Değişim seven bir insan değilimdir. Hazzetmiyorum. Sürekli bir değişme trendindeki insanlara anlam veremesem de bu durumun bi' yenilik korkusu mu yoksa bi' eski kafalılık mı olduğuna da akıl sır erdirebilmiş değilim.


Sürekli saçının rengini değiştiren hanımkızlara, her hafta sevgili değiştiren insanevlatlarına hayretle bakarım ben. Sanıyorum ki ''alışma'' kaygısı bulunmaz onlarda; en azından bende olduğu kadar. Değişim kimisine iyi gelir, neşesini yerine getirir mesela; ama ben hiç öyle bir insan olamadım. ''oh'' diyemedim öyle bir değişim ardından.

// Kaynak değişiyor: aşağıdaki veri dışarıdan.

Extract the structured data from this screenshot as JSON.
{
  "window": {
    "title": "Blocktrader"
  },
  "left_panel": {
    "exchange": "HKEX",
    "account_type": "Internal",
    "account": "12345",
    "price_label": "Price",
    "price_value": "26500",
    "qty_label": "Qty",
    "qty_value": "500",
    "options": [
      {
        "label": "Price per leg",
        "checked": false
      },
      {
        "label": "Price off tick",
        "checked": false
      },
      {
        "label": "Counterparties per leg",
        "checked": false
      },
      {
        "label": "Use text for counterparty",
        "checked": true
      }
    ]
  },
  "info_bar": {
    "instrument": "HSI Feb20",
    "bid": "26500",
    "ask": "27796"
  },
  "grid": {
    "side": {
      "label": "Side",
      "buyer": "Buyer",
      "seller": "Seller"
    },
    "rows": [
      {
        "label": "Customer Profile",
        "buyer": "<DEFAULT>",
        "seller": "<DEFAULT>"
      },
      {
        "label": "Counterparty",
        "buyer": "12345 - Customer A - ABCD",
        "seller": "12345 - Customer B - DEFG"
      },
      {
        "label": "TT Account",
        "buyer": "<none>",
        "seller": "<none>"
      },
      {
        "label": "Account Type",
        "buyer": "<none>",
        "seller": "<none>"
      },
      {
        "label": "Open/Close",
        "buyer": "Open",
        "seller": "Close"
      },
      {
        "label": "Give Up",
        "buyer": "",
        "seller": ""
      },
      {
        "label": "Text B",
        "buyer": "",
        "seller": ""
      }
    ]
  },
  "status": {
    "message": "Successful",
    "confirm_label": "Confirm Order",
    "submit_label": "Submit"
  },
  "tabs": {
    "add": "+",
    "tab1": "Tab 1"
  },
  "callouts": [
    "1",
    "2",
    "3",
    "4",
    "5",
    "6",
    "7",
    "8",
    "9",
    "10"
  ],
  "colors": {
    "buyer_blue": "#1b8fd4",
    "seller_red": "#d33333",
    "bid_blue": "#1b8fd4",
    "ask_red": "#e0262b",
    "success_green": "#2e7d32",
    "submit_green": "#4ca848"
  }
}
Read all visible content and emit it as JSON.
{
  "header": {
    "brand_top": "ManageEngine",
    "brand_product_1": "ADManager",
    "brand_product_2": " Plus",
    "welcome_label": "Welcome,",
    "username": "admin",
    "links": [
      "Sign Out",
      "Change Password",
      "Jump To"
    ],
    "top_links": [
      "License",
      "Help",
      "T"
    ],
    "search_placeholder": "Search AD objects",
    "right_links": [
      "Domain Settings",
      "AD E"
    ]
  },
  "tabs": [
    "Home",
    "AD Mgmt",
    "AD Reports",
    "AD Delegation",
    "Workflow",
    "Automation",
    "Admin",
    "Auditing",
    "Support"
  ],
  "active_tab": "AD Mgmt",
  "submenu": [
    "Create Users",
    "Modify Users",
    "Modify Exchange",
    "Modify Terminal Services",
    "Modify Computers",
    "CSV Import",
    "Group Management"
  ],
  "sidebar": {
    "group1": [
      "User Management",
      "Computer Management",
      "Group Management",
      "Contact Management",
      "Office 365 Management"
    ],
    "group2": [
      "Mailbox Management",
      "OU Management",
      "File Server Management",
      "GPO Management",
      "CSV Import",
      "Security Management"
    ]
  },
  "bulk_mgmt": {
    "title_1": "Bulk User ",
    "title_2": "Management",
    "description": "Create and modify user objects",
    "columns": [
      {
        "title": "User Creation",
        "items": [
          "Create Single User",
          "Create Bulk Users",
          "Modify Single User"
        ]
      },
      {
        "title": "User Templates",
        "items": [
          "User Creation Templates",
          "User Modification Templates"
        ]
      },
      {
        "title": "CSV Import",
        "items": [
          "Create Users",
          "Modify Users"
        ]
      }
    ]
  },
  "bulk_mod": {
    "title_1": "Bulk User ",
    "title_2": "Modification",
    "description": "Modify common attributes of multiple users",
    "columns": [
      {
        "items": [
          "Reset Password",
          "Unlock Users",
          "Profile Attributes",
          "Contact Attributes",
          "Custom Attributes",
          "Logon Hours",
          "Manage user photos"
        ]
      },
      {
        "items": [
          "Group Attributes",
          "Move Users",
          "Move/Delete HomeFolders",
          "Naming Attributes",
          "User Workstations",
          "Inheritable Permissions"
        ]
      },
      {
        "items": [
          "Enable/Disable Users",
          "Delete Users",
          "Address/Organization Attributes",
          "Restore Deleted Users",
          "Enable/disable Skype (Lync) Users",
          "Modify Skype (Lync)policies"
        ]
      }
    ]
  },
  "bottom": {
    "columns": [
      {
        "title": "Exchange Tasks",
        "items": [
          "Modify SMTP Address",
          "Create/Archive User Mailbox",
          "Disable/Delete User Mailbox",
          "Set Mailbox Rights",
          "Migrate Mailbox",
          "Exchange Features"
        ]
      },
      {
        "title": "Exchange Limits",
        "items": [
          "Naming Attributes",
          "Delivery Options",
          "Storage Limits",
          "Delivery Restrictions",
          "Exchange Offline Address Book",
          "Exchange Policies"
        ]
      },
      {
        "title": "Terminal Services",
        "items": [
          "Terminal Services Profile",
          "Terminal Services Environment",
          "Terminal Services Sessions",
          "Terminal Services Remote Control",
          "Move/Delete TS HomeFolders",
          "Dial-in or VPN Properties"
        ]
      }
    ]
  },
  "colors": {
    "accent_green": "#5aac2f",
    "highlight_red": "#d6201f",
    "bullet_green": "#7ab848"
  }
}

Çok garip ya. ''Ay bu değişim iyi geldi.'' Hadi canım sen de.

''Her şey bi' dursun bi' dokunmayın lan! Bi' müdahale etmeyin.'' Bu benim. 7 farkı en çabuk algılayan insanımdır ben aynı zamanda. Boş zamanlarımda da bol bol yadırgarım. Hatta utanmadan derim ki, sürekli bi' yenilenme haline gerek yok. Ha, bu demek değil ki, teknoloji dursun, zaman dursun. Saçmalama, öyle değil. Kendim ve çevrem adına söz konusu değişimlerden bahsediyorum.

Mesela ben. Doğduğumdan beri uzun saçlıyım bence. Hiç öyle abuk subuk şekillerde kestirmedim, hatta düzgün bi' kesim de gördüğü söylenemez saçlarımın. Gittiğim kuaförde önce anlaşmamı yaparım. ''İki parmak alın uçlarından, bi parmak fazla alırsanız, yakarım lan burayı! Eayt! Tamam sakinim, başlayalım. Öhhö! Tamam,evet.'' Kahkülüm bile olmadı benim. Gerek yok ki, bi anlamı var mı kahkülün, bildiğim tek anlamı var, o da alnıaçık insanlarımızın kamuflaj amaçlı kullanımıdır kahkül. Yok modaymış, yok bişeymiş, bırak.Saçma. ''Saçına kat attır bence.'' Hayır attırmıyorum. Attırmıyorum arkadaşım, sen attır kat. Kat kat olsun saçların. ''Git. Uğraşmayın olum benle, deli mi ne, hala geliyo lan, o makası indir önce, gidin lan!'' ''Biraz kısaltsana,ne bu böyle?Şey gibi...'' Ne gibi, çok iyi biliyorum ben ima edilen şeyi. Gidin arkadaşım, işiniz gücünüz yok mu ya, rahat bırakın saçımı. Uzun seviyorum ben. Evet, ben bir kezbanım. Modern değilim ben,evet. Dağılın, dağıl!

''Giyim tarzını değiştirsene'' Sana ne acaba? Kareli gömlek yaşam tarzım benim, var mı bir diyeceğin? O çarpık bacaklarla etek giyiyosun da ben bi'şey diyor muyum. Evet diyorum. Giyme.
''Telefon hattını değiştirsene'' Sen değiştir? Senelerdir aynı numara, çocuğum gibi olmuş artık. Tarifesine ,sıcaklığına alışmışım. Hayır, çaldır ben ararım, değiştirmem.

Mesela yeni insanlarla tanışmaktan da çok çekinirim ben.Farklı arkadaşlıklar kurma çabası. Geriliyorum. Böyle o ilk tanışma anındaki gerici süreç sonra bunu izleyen süreçler. Çok gıcık ya çok uğraştırıcı. Bi' arkadaşım ben başka bi' arkadaşıyla tanıştırmak ister, ''bak çok seviceksin o da senin gibidir'' gibi bi ön tanıtım geçmiştir bir de, ama ben çekinirim, elim ayağıma dolanır, utanırım falan ne kendimi doğru tanıtabilirim ne de sevdirebilirim. Tanıdıktan sonra çok sevdiklerim de oldu ki kendilerini tenzih ederim. Amma lakin ki öyle değildir.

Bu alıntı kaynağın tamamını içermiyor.